Смекни!
smekni.com

Не хлебом единым (стр. 74 из 82)

- Что такое? Я уже отослал! - сказал Шутиков, нажимая кнопку звонка. - Так что вы говорите, Василий Захарович, что?

- Есть некоторые соображения, - ответил в трубке глухой голос Авдиева. - Да, кстати... Лопаткин освобожден, вы знаете? Это - раз...

- Верните материал, который утром... - сказал Шутиков вошедшей секретарше. - Узнайте в экспедиции и сейчас же мне... Что? - закричал он в трубку. - Василий Захарович, повторите!

- Приехал в Москву и уехал опять. Машину строит. Или уже построил...

- А на каком заводе, не знаете? А министерство? Тоже не знаете?

- Министерство - можно догадаться, - ответила трубка. - У них, по-моему, договор. Уже работает. По-моему, основные узлы уже в металле...

- А откуда узнали?

- Сведения верные.

- Очень приятно! - сказал Шутиков.

- Мне тоже, - ответил Авдиев. - Надо бы покалякать, Павел Иванович...

- Завтра должен Дроздов приехать, поговорим. Давайте созваниваться завтра с утра.

Он положил трубку, позвонил секретарше. Прошла минута, две - никто не появлялся. Он вышел в приемную - там никого не было. Он мягко просиял, что было у него на этот раз выражением растерянности, вернулся в кабинет. Через несколько минут появилась секретарша с бумагами в папке.

- Их не отправляли. Леонид Иванович хотел сам по приезде...

- Вот и прекрасно. Оставьте здесь.

Когда секретарша ушла, Шутиков раскрыл папку, и аккуратно исполненные бумаги, вид которых еще утром так приятно облегчил его, - эти бумаги сейчас испугали его своей ясностью, откровенно и любовно сделанным подлогом. Они были красивы красотой ядовитого гриба. Шутиков поворошил их и вернулся к первому листу, где красовалась его беспечная, сделанная наискосок подпись.

"Я направил эту стряпню в комитет!" - подумал он. Взял бумагу со своей подписью и положил ее отдельно на столе. "Хорошо. Ну, допустим, мы опоздали и все это ушло в комитет. Дроздов доложил, и новый стандарт, скажем, утвердили. Что дальше?" - "А дальше вот что, - тут же пришел ответ. - Становится известным, что есть машина Лопаткина, которая льет трубы точно по старому стандарту. И комитет говорит: отказать. Не к чему выбрасывать по два кило металла на каждой трубе! Но и это не все. Лопаткин, конечно, поднимет шум, напомнит, где сможет, что он предлагал свою машину нам и что это было восемь лет назад, и что мы возмутительно, безобразно, беспрецедентно... - как еще пишут в газетах?.." - и Шутиков не очень весело улыбнулся, стал смотреть в сторону, шаря при этом по столу. Ему сразу вдруг захотелось закурить.

"Постой! - вдруг ударила его новая мысль. - А шестьдесят тысяч тонн чугуна? Куда ты их теперь денешь?"

В ту же секунду он почувствовал нарастающее жжение в сердце, которое перешло в сильнейший укол. Застонав, он нажал кнопку звонка, быстро прошел к дивану и тяжело опустился на него.

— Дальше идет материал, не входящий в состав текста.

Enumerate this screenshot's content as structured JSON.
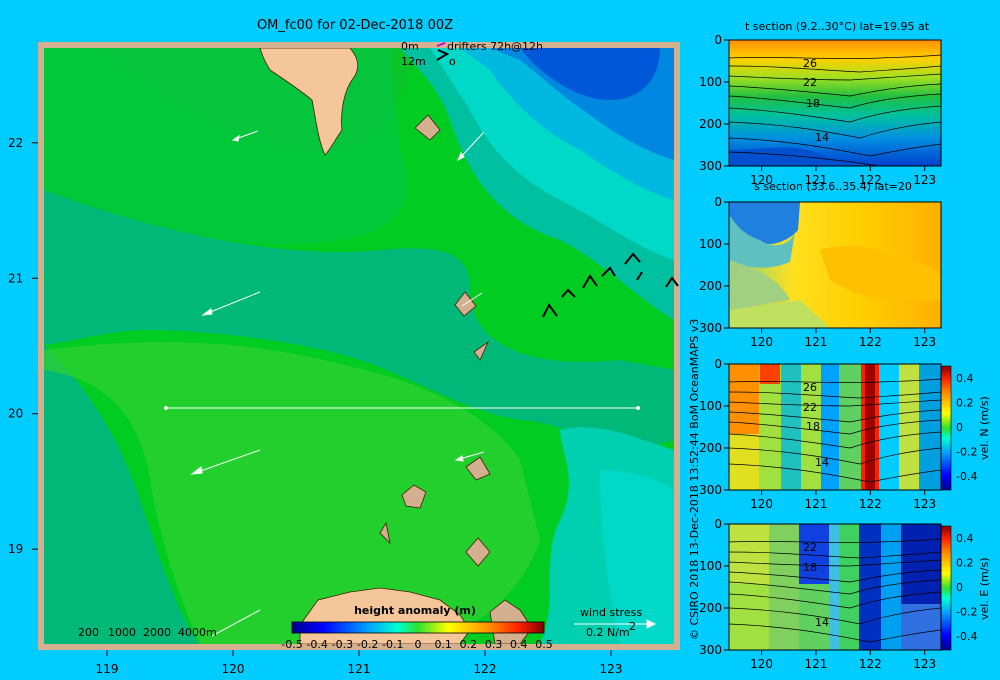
{
  "title": "OM_fc00 for 02-Dec-2018 00Z",
  "drifter_legend": {
    "depth_top": "0m",
    "depth_bottom": "12m",
    "label": "drifters 72h@12h"
  },
  "copyright": "© CSIRO 2018   13-Dec-2018 13:52:44 BoM OceanMAPS v3",
  "map": {
    "x_ticks": [
      "119",
      "120",
      "121",
      "122",
      "123"
    ],
    "y_ticks": [
      "22",
      "21",
      "20",
      "19"
    ],
    "xlim": [
      118.5,
      123.5
    ],
    "ylim": [
      18.3,
      22.7
    ],
    "section_lat": 20,
    "section_lon": [
      119.5,
      123.2
    ],
    "bathy_legend": [
      "200",
      "1000",
      "2000",
      "4000m"
    ],
    "wind_label": "wind stress",
    "wind_scale": "0.2 N/m",
    "wind_scale_exp": "2",
    "colorbar_title": "height anomaly (m)",
    "colorbar_ticks": [
      "-0.5",
      "-0.4",
      "-0.3",
      "-0.2",
      "-0.1",
      "0",
      "0.1",
      "0.2",
      "0.3",
      "0.4",
      "0.5"
    ],
    "colors": {
      "land": "#f5c69a",
      "ocean_mid": "#00cc22",
      "ocean_high": "#2ed12b",
      "ocean_low": "#00b080",
      "cyan": "#00d8c0",
      "blue": "#0058d8",
      "frame": "#d4b090"
    }
  },
  "chart_data": [
    {
      "type": "heatmap",
      "title": "OM_fc00 for 02-Dec-2018 00Z",
      "colorbar_label": "height anomaly (m)",
      "colorbar_range": [
        -0.5,
        0.5
      ],
      "xlim": [
        118.5,
        123.5
      ],
      "ylim": [
        18.3,
        22.7
      ],
      "x_ticks": [
        119,
        120,
        121,
        122,
        123
      ],
      "y_ticks": [
        19,
        20,
        21,
        22
      ]
    },
    {
      "type": "heatmap",
      "title": "t section (9.2..30°C) lat=19.95 at",
      "x_ticks": [
        "120",
        "121",
        "122",
        "123"
      ],
      "y_ticks": [
        "0",
        "100",
        "200",
        "300"
      ],
      "contour_labels": [
        "26",
        "22",
        "18",
        "14"
      ]
    },
    {
      "type": "heatmap",
      "title": "s section (33.6..35.4) lat=20",
      "x_ticks": [
        "120",
        "121",
        "122",
        "123"
      ],
      "y_ticks": [
        "0",
        "100",
        "200",
        "300"
      ]
    },
    {
      "type": "heatmap",
      "ylabel_right": "vel. N (m/s)",
      "x_ticks": [
        "120",
        "121",
        "122",
        "123"
      ],
      "y_ticks": [
        "0",
        "100",
        "200",
        "300"
      ],
      "colorbar_ticks": [
        "0.4",
        "0.2",
        "0",
        "-0.2",
        "-0.4"
      ],
      "contour_labels": [
        "26",
        "22",
        "18",
        "14"
      ]
    },
    {
      "type": "heatmap",
      "ylabel_right": "vel. E (m/s)",
      "x_ticks": [
        "120",
        "121",
        "122",
        "123"
      ],
      "y_ticks": [
        "0",
        "100",
        "200",
        "300"
      ],
      "colorbar_ticks": [
        "0.4",
        "0.2",
        "0",
        "-0.2",
        "-0.4"
      ],
      "contour_labels": [
        "22",
        "18",
        "14"
      ]
    }
  ]
}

Он лежал и, держась рукой за грудь, улыбался, сияя желтыми коронками. Секретарша, войдя, сразу поняла по этой улыбке, что Павел Иванович страдает - у него уже бывали приступы, и он всегда так скалился от боли. Она подбежала к телефону, позвонила вниз, в поликлинику, и через несколько минут в кабинет вошла женщина в белом халате и с чемоданчиком. Она потрогала лоб, пощупала пульс у Павла Ивановича, отвернула на нем шелковую рубашку и, обнажив его белую жирную грудь, осторожно прижала к ней мембрану фонендоскопа.

- Полежите часок, - сказала она, выслушав Шутикова. - Когда боль пройдет, пожалуйста - домой, в постель.

Взяла графин, налила полстакана воды, капнула туда из маленького пузырька и подала Шутикову. Павел Иванович выпил и лег. Но когда женщина в белом ушла, он сел на диван и рукой подозвал секретаршу.

- Машину...

Она тут же позвонила в гараж.

- Все эти бумаги мне в портфель, - сказал Шутиков, морщась, заправляя рубаху в штаны. - С собой возьму.

И он уехал домой.

Назавтра он приехал в министерство среди дня. Высокий парадный подъезд смотрел на него, как ловушка. Прошли сутки - гигантский срок! Павел Иванович знал, чего стоят сутки в _такое время_. Он быстро прошел на второй этаж и дальше, особым коридором, к себе в кабинет. Сразу же позвонил. Как только открылась вдали дверь из приемной, спросил: "Дроздов приехал?" И вздохнул с облегчением, когда секретарша сказала: "Он уже справлялся о вас".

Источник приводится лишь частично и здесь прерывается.